A Democratic congressional aide said CRA is not off the table, adding that lawmakers are weighing their options with the White House.

‘Not so fast’

Skeptics worry that the process could backfire. Schatz added that agency officials, when broached about the issue, said "not so fast," and suggested the officials were worried using the CRA would prohibit the agencies from issuing new rulemakings.

A provision in the law says agencies can’t issue rules that are "substantially the same" from repealed ones. It’s sometimes referred to as the "salt the earth" provision.

But progressives disagree on the effect of the language. Amit Narang, another pro-CRA advocate, noted that the earth has not been "salted" in areas where the Republican Party used the CRA to repeal 16 Obama regulations.

"The CRA does NOT ‘salt the earth’ so have no fear," Narang, also with Public Citizen, tweeted this week.

Schatz stressed that nothing is a done deal. "I want their feedback," he said of EPA and Interior officials. "If this prohibits us from doing a new rulemaking, maybe it’s better we go through the Administrative Procedure Act and do this the old-fashioned way."

Schatz noted that the issue is "turning out to be a bigger challenge than we thought," but said that if Congress does not take advantage of the CRA window to pursue regulatory rollbacks, "it’s because we have a better plan within the agency."

Agency meeting

EPA and Interior press aides declined to comment, but records show that there has been some discussion on the topic.

Calendars obtained by E&E News under the Freedom of Information Act show that Tomás Carbonell, an official in the air office, had a meeting in January titled "Methane CRA."
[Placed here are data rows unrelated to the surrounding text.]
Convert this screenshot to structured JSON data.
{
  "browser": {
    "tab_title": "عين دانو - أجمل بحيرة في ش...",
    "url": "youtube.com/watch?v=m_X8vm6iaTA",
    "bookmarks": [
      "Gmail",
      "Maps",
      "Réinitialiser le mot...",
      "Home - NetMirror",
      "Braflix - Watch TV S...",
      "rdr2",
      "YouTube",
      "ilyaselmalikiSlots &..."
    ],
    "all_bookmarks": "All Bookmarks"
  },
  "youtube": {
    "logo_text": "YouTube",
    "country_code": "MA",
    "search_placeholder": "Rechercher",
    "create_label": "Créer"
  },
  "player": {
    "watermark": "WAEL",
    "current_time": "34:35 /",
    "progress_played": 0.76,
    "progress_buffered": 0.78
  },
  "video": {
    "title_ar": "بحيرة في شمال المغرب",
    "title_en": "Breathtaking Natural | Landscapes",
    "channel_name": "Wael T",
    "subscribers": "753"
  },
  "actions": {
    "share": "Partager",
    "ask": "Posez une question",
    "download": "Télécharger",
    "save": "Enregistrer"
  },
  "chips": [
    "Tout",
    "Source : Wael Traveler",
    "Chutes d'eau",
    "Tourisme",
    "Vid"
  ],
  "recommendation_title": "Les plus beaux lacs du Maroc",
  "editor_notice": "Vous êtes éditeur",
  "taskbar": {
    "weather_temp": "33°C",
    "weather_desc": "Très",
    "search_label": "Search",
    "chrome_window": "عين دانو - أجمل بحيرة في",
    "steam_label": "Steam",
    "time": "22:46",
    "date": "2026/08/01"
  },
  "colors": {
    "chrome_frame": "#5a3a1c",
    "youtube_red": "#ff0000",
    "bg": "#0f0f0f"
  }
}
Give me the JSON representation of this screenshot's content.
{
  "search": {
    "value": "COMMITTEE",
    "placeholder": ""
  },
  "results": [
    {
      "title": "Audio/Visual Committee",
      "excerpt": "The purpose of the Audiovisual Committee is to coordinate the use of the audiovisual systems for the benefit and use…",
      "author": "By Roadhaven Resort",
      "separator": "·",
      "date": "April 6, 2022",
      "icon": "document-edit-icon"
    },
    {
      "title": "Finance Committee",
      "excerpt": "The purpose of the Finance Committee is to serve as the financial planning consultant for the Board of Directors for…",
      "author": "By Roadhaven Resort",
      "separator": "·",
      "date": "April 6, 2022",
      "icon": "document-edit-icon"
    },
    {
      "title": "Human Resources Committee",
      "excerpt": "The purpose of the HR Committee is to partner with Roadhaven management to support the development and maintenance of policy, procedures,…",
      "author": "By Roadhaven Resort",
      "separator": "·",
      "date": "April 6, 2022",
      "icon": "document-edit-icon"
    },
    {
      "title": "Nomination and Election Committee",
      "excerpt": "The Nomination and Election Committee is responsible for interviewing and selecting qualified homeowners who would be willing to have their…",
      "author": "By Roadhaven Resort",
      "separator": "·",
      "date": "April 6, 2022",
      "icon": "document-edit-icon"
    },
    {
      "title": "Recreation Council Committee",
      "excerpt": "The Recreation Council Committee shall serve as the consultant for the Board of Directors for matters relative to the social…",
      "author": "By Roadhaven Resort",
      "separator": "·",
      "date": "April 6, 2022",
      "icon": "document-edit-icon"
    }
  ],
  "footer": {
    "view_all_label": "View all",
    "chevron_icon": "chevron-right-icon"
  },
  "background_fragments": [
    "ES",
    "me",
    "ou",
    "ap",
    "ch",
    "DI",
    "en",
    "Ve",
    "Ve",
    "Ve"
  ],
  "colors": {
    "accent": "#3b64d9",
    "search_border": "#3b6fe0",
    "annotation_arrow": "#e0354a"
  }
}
Richard Revesz, a New York University professor whose name has been floated as a possible head of the White House regulatory shop, noted that CRA disapprovals are a "very powerful tool" that speeds up the rule-killing process.

But he added that the resolutions "can take up to 10 hours of Senate debate time — a limited commodity during the relatively short period." He said, "The decision on how to best allocate Senate time is therefore a complex one."

Reporters Emma Dumain and Sean Reilly contributed.